When "Abba, Father" is our cry, we’re right where we’re supposed to be. And more and more the Holy Spirit moves us to yearn for the consummation of our adoption, when Christ returns again in glory. I believe that this is why Revelation 22:17 says, "The Spirit and the bride say, ‘Come.’" (see also Romans 8:23).
The fact that God has invited us, through the Spirit of His Son, to address Him in this intimate way, tells us a lot about His intentions for His children. This invitation is a sign and demonstration of His great love and of His desire to have an intimate personal relationship with each one of His children. It is a promise of fatherly care. It is a foretaste of the glory that is to come, when we shall receive the full measure of all that God has prepared for His children, the inheritance we shall receive as His sons. It is also certainly a promise of Fatherly instruction and loving discipline, in order to conform us to the image of His only begotten Son.
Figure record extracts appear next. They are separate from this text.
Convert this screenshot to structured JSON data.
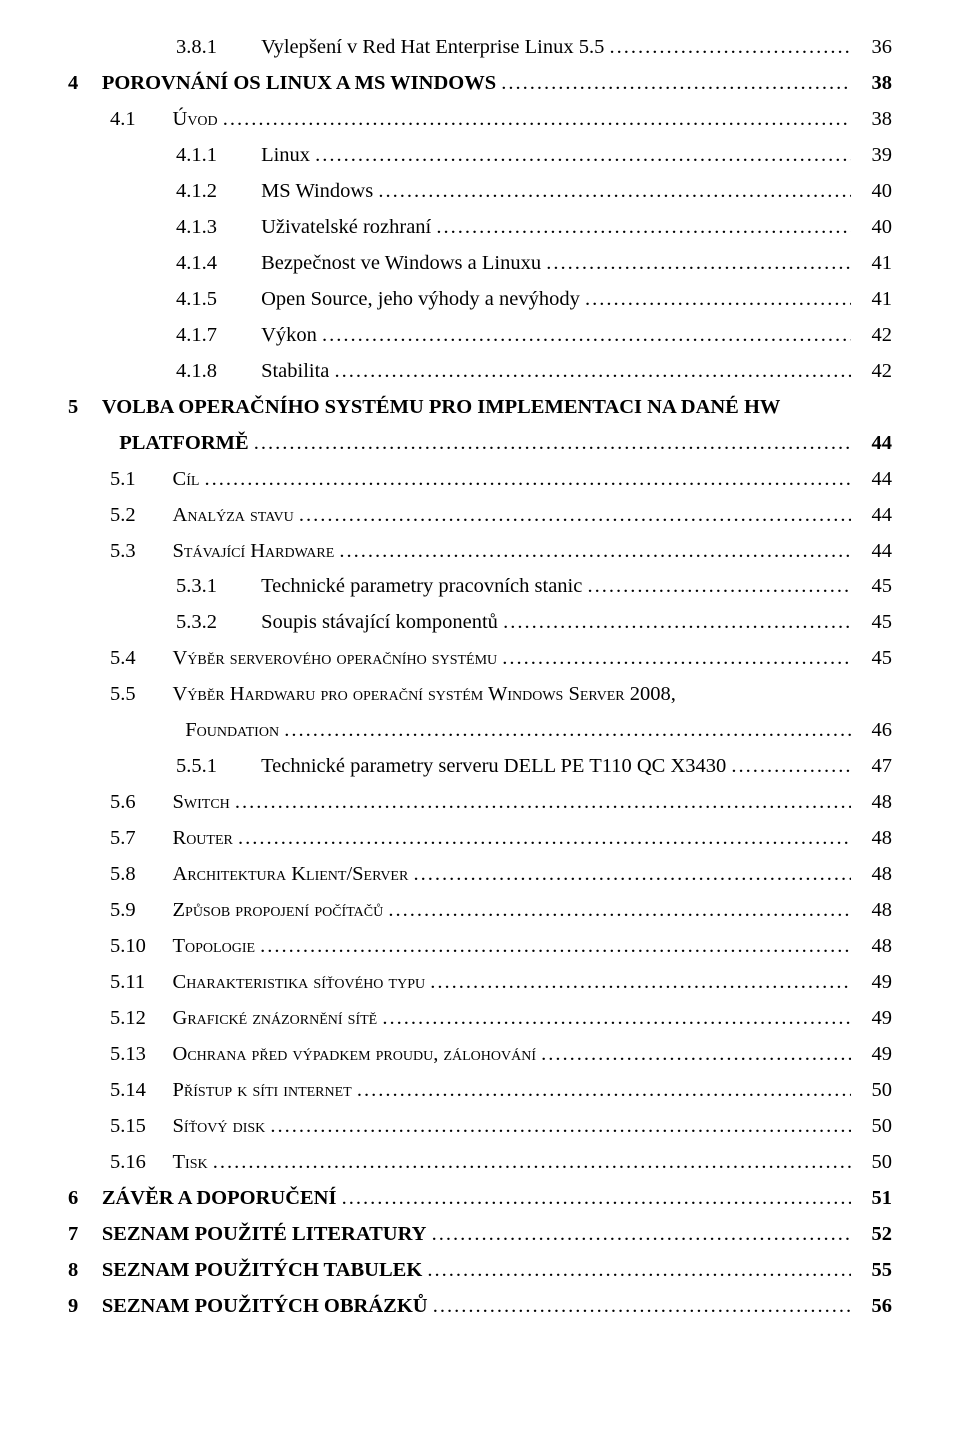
{
  "toc": [
    {
      "indent": "ind4",
      "numClass": "num-w3",
      "num": "3.8.1",
      "label": "Vylepšení v Red Hat Enterprise Linux 5.5",
      "page": "36",
      "style": ""
    },
    {
      "indent": "ind1",
      "numClass": "num-w1",
      "num": "4",
      "label": "POROVNÁNÍ OS LINUX A MS WINDOWS",
      "page": "38",
      "style": "bold"
    },
    {
      "indent": "ind2",
      "numClass": "num-w2",
      "num": "4.1",
      "label": "Úvod",
      "page": "38",
      "style": "sc"
    },
    {
      "indent": "ind4",
      "numClass": "num-w3",
      "num": "4.1.1",
      "label": "Linux",
      "page": "39",
      "style": ""
    },
    {
      "indent": "ind4",
      "numClass": "num-w3",
      "num": "4.1.2",
      "label": "MS Windows",
      "page": "40",
      "style": ""
    },
    {
      "indent": "ind4",
      "numClass": "num-w3",
      "num": "4.1.3",
      "label": "Uživatelské rozhraní",
      "page": "40",
      "style": ""
    },
    {
      "indent": "ind4",
      "numClass": "num-w3",
      "num": "4.1.4",
      "label": "Bezpečnost ve Windows a Linuxu",
      "page": "41",
      "style": ""
    },
    {
      "indent": "ind4",
      "numClass": "num-w3",
      "num": "4.1.5",
      "label": "Open Source, jeho výhody a nevýhody",
      "page": "41",
      "style": ""
    },
    {
      "indent": "ind4",
      "numClass": "num-w3",
      "num": "4.1.7",
      "label": "Výkon",
      "page": "42",
      "style": ""
    },
    {
      "indent": "ind4",
      "numClass": "num-w3",
      "num": "4.1.8",
      "label": "Stabilita",
      "page": "42",
      "style": ""
    },
    {
      "indent": "ind1",
      "numClass": "num-w1",
      "num": "5",
      "label": "VOLBA OPERAČNÍHO SYSTÉMU PRO IMPLEMENTACI NA DANÉ HW",
      "page": "",
      "style": "bold",
      "noLeader": true
    },
    {
      "indent": "ind3b",
      "numClass": "",
      "num": "",
      "label": "PLATFORMĚ",
      "page": "44",
      "style": "bold"
    },
    {
      "indent": "ind2",
      "numClass": "num-w2",
      "num": "5.1",
      "label": "Cíl",
      "page": "44",
      "style": "sc"
    },
    {
      "indent": "ind2",
      "numClass": "num-w2",
      "num": "5.2",
      "label": "Analýza stavu",
      "page": "44",
      "style": "sc"
    },
    {
      "indent": "ind2",
      "numClass": "num-w2",
      "num": "5.3",
      "label": "Stávající Hardware",
      "page": "44",
      "style": "sc"
    },
    {
      "indent": "ind4",
      "numClass": "num-w3",
      "num": "5.3.1",
      "label": "Technické parametry pracovních stanic",
      "page": "45",
      "style": ""
    },
    {
      "indent": "ind4",
      "numClass": "num-w3",
      "num": "5.3.2",
      "label": "Soupis stávající komponentů",
      "page": "45",
      "style": ""
    },
    {
      "indent": "ind2",
      "numClass": "num-w2",
      "num": "5.4",
      "label": "Výběr serverového operačního systému",
      "page": "45",
      "style": "sc"
    },
    {
      "indent": "ind2",
      "numClass": "num-w2",
      "num": "5.5",
      "label": "Výběr Hardwaru pro operační systém Windows Server 2008,",
      "page": "",
      "style": "sc",
      "noLeader": true
    },
    {
      "indent": "ind4",
      "numClass": "",
      "num": "",
      "label": "Foundation",
      "page": "46",
      "style": "sc"
    },
    {
      "indent": "ind4",
      "numClass": "num-w3",
      "num": "5.5.1",
      "label": "Technické parametry serveru DELL PE T110 QC X3430",
      "page": "47",
      "style": ""
    },
    {
      "indent": "ind2",
      "numClass": "num-w2",
      "num": "5.6",
      "label": "Switch",
      "page": "48",
      "style": "sc"
    },
    {
      "indent": "ind2",
      "numClass": "num-w2",
      "num": "5.7",
      "label": "Router",
      "page": "48",
      "style": "sc"
    },
    {
      "indent": "ind2",
      "numClass": "num-w2",
      "num": "5.8",
      "label": "Architektura Klient/Server",
      "page": "48",
      "style": "sc"
    },
    {
      "indent": "ind2",
      "numClass": "num-w2",
      "num": "5.9",
      "label": "Způsob propojení počítačů",
      "page": "48",
      "style": "sc"
    },
    {
      "indent": "ind2",
      "numClass": "num-w2",
      "num": "5.10",
      "label": "Topologie",
      "page": "48",
      "style": "sc"
    },
    {
      "indent": "ind2",
      "numClass": "num-w2",
      "num": "5.11",
      "label": "Charakteristika síťového typu",
      "page": "49",
      "style": "sc"
    },
    {
      "indent": "ind2",
      "numClass": "num-w2",
      "num": "5.12",
      "label": "Grafické znázornění sítě",
      "page": "49",
      "style": "sc"
    },
    {
      "indent": "ind2",
      "numClass": "num-w2",
      "num": "5.13",
      "label": "Ochrana před výpadkem proudu, zálohování",
      "page": "49",
      "style": "sc"
    },
    {
      "indent": "ind2",
      "numClass": "num-w2",
      "num": "5.14",
      "label": "Přístup k síti internet",
      "page": "50",
      "style": "sc"
    },
    {
      "indent": "ind2",
      "numClass": "num-w2",
      "num": "5.15",
      "label": "Síťový disk",
      "page": "50",
      "style": "sc"
    },
    {
      "indent": "ind2",
      "numClass": "num-w2",
      "num": "5.16",
      "label": "Tisk",
      "page": "50",
      "style": "sc"
    },
    {
      "indent": "ind1",
      "numClass": "num-w1",
      "num": "6",
      "label": "ZÁVĚR A DOPORUČENÍ",
      "page": "51",
      "style": "bold"
    },
    {
      "indent": "ind1",
      "numClass": "num-w1",
      "num": "7",
      "label": "SEZNAM POUŽITÉ LITERATURY",
      "page": "52",
      "style": "bold"
    },
    {
      "indent": "ind1",
      "numClass": "num-w1",
      "num": "8",
      "label": "SEZNAM POUŽITÝCH TABULEK",
      "page": "55",
      "style": "bold"
    },
    {
      "indent": "ind1",
      "numClass": "num-w1",
      "num": "9",
      "label": "SEZNAM POUŽITÝCH OBRÁZKŮ",
      "page": "56",
      "style": "bold"
    }
  ]
}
The Spirit bearing witness with our spirit that we are children of God
Not only does this verse tell us about prayer and intimacy with God, it also tells us about assurance of salvation. Is a Christian supposed to know for sure that he is saved? Is it possible for people to know that they are going to heaven? Well, the Bible makes it clear that God wants those who believe in the name of the Son of God to know that they have eternal life (1John 5:13). And the Bible gives us two ways whereby we might obtain assurance of our salvation. One is subjective and one is objective. That is, one is something we feel and one is something that we see. But both are produced by the Holy Spirit.
The one that is mentioned in Rom.8:16 is the subjective basis for assurance: "The Spirit Himself bears witness with our spirit that we are children of God." The Spirit in us crying out Abba Father gives us assurance that we are true believers in Christ. This seems to be what John also has in mind in when he says in 1John 3:24b: "We know by this that He abides in us: by the Spirit whom He has given us." (And also 1John 4:13.)
The objective basis for assurance is Spirit-produced faithfulness and Christlikeness, the Spirit producing in us the life of Christ:
1John 2:3- "And by this we know that we have come to know Him: if we keep His commandments."
1John 2:5b-6- "By this we know that we are in Him: the one who says he abides in Him ought himself to walk in the same manner as He walked."
(See also 1John 1:6-7; 2:4-5a, 9-11, 15b, 19, 29b; 3:6-10, 14-15, 17-20, 3:24; 4:7-8, 12, 17a, 20; 5:18.)
What a privilege "Abba Father" is! How we see God’s love in it! How we receive God’s help by it! How else could we survive? When the load gets heavy, when it is painful to keep pouring out our lives, when we taste the grief of dying to ourselves, what would we do if we could not cry out to our Father in heaven? When we begin to feel overwhelmed with anxieties, when pressures mount, this is our source of strength and comfort. Giving us the Holy Spirit was a better gift than if He had given us the whole world!